Los comentaristas de la ley estatal del Suelo cuyo texto refundido fue promulgado en 2008 consideran que nunca antes una legislación había establecido un vínculo tan fuerte entre urbanismo y medio ambiente. Y ello hasta el punto de que, con esta ley en la mano, «a través del título ambiental, el Estado puede condicionar la legislación urbanística in extenso», es decir, imponer o corregir criterios adoptados en las legislaciones autonómicas, por ejemplo.
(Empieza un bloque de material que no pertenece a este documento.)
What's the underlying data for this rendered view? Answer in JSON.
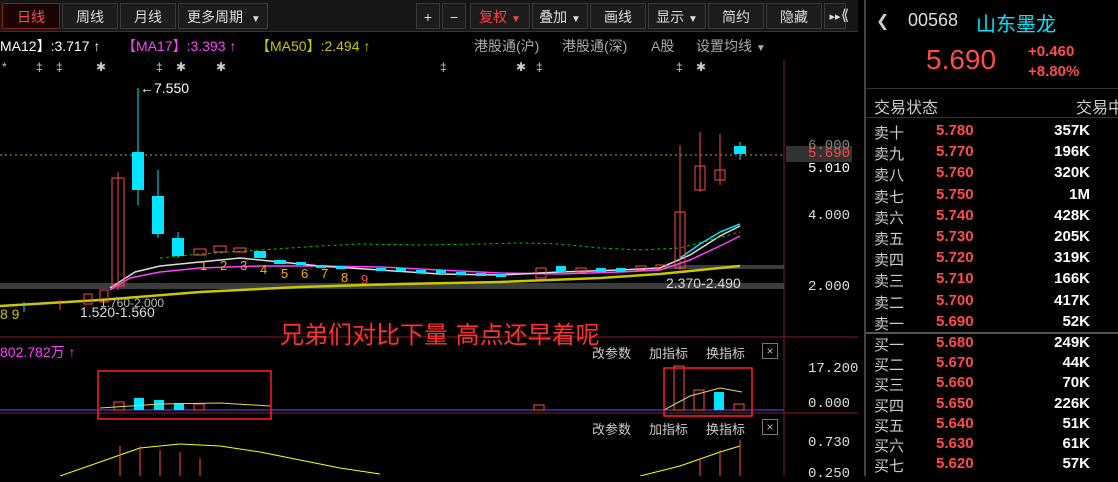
{
  "toolbar": {
    "period_tabs": [
      "日线",
      "周线",
      "月线",
      "更多周期"
    ],
    "plus": "+",
    "minus": "−",
    "fuquan": "复权",
    "buttons": [
      "叠加",
      "画线",
      "显示",
      "简约",
      "隐藏"
    ],
    "expand": "▸▸",
    "collapse": "⟪"
  },
  "ma": {
    "ma12": "MA12】:3.717 ↑",
    "ma17": "【MA17】:3.393 ↑",
    "ma50": "【MA50】:2.494 ↑"
  },
  "tabs_right": [
    "港股通(沪)",
    "港股通(深)",
    "A股",
    "设置均线"
  ],
  "chart_labels": {
    "high": "←7.550",
    "low_left": "1.520-1.560",
    "low_left2": "1.760-2.000",
    "low_right": "2.370-2.490",
    "y_axis": [
      "6.000",
      "5.690",
      "5.010",
      "4.000",
      "2.000"
    ],
    "count_left": "8  9",
    "seq": [
      "1",
      "2",
      "3",
      "4",
      "5",
      "6",
      "7",
      "8",
      "9"
    ]
  },
  "annotation": "兄弟们对比下量  高点还早着呢",
  "volume": {
    "label": "802.782万 ↑",
    "y_axis": [
      "17.200",
      "0.000"
    ],
    "btn_params": "改参数",
    "btn_add": "加指标",
    "btn_switch": "换指标",
    "close": "×"
  },
  "indicator2": {
    "y_axis": [
      "0.730",
      "0.250"
    ],
    "btn_params": "改参数",
    "btn_add": "加指标",
    "btn_switch": "换指标",
    "close": "×"
  },
  "quote": {
    "code": "00568",
    "name": "山东墨龙",
    "price": "5.690",
    "change": "+0.460",
    "change_pct": "+8.80%",
    "status_label": "交易状态",
    "status_right": "交易中",
    "asks": [
      {
        "label": "卖十",
        "price": "5.780",
        "vol": "357K"
      },
      {
        "label": "卖九",
        "price": "5.770",
        "vol": "196K"
      },
      {
        "label": "卖八",
        "price": "5.760",
        "vol": "320K"
      },
      {
        "label": "卖七",
        "price": "5.750",
        "vol": "1M"
      },
      {
        "label": "卖六",
        "price": "5.740",
        "vol": "428K"
      },
      {
        "label": "卖五",
        "price": "5.730",
        "vol": "205K"
      },
      {
        "label": "卖四",
        "price": "5.720",
        "vol": "319K"
      },
      {
        "label": "卖三",
        "price": "5.710",
        "vol": "166K"
      },
      {
        "label": "卖二",
        "price": "5.700",
        "vol": "417K"
      },
      {
        "label": "卖一",
        "price": "5.690",
        "vol": "52K"
      }
    ],
    "bids": [
      {
        "label": "买一",
        "price": "5.680",
        "vol": "249K"
      },
      {
        "label": "买二",
        "price": "5.670",
        "vol": "44K"
      },
      {
        "label": "买三",
        "price": "5.660",
        "vol": "70K"
      },
      {
        "label": "买四",
        "price": "5.650",
        "vol": "226K"
      },
      {
        "label": "买五",
        "price": "5.640",
        "vol": "51K"
      },
      {
        "label": "买六",
        "price": "5.630",
        "vol": "61K"
      },
      {
        "label": "买七",
        "price": "5.620",
        "vol": "57K"
      }
    ]
  },
  "colors": {
    "up": "#ff4b4b",
    "down": "#00e5ff",
    "ma12": "#ffffff",
    "ma17": "#ff40ff",
    "ma50": "#c8c800",
    "accent": "#00e5ff"
  }
}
No en vano la ley del Suelo de Gobierno Zapatero ha sido recurrida ante el Tribunal Constitucional por el Partido Popular y por varias comunidades autónomas, entre ellas la de Madrid.
La batalla es feroz. El Gobierno central pretende recuperar parte de la autoridad medioambiental, una materia transferida en su tiempo a las comunidades autónomas. Pero la experiencia negativa de la destrucción de costas o de espacios de especial valor hace suponer que las autonomías no son lo suficientemente fuertes o están demasiado pegadas a los desmanes como para evitarlos.
Pero, en general, los citados comentaristas indican que la segunda mitad del siglo XX español ha sido tiempo perdido en cuestiones de sensibilidad ambiental. No obstante, la despreocupación o la relegación de los problemas ha sido más bien de dimensión social que jurídica. Las leyes del suelo de 1976 y de 1992 incidían ya en el problema. Y la ley de 2008, si sobrevive al Constitucional, pretende ir más lejos.
Real Decreto 2/2008, de 20 de junio: texto refundido de la ley del Suelo
TÍTULO II. Bases del régimen del suelo
Artículo 10. Criterios básicos.
2. Las instalaciones, construcciones y edificaciones habrán de adaptarse, en lo básico, al ambiente en que estuvieran situadas (...).
En los lugares de paisaje abierto y natural, sea rural o marítimo, o en las perspectivas que ofrezcan los conjuntos urbanos de características histórico-artísticas, típicos o tradicionales, y en las inmediaciones de las carreteras y caminos de trayecto pintoresco, no se permitirá que la situación, masa, altura de los edificios, muros y cierres, o la instalación de otros elementos, limite el campo visual para contemplar las bellezas naturales, rompa la armonía del paisaje o desfigure la perspectiva propia del mismo.
TÍTULO PRELIMINAR. Disposiciones generales
Artículo 2. Principio de desarrollo territorial y urbano sostenible.
1. Las políticas públicas relativas a la regulación, ordenación, ocupación, transformación y uso del suelo tienen como fin común la utilización de este recurso conforme al interés general y según el principio de desarrollo sostenible
2. Las políticas públicas deben propiciar el uso racional de los recursos naturales armonizando los requerimientos de la economía, el empleo, la cohesión social, la igualdad de trato y de oportunidades entre mujeres y hombres, la salud y la seguridad de las personas y la protección del medio ambiente, contribuyendo a la prevención y reducción de la contaminación, y procurando en particular:
a) La eficacia de las medidas de conservación y mejora de la naturaleza, la flora y la fauna y de la protección del patrimonio cultural y paisaje.
b) La protección, adecuada a su carácter, del medio rural y la preservación de los valores del suelo innecesario o inidóneo para atender las necesidades de transformación urbanística.
c) Un medio urbano en el que la ocupación del suelo sea eficiente, que esté suficientemente dotado por las infraestructuras y los servicios que le son propios y en el que los usos se combinen de forma funcional y se implanten efectivamente, cuando cumplan una función social.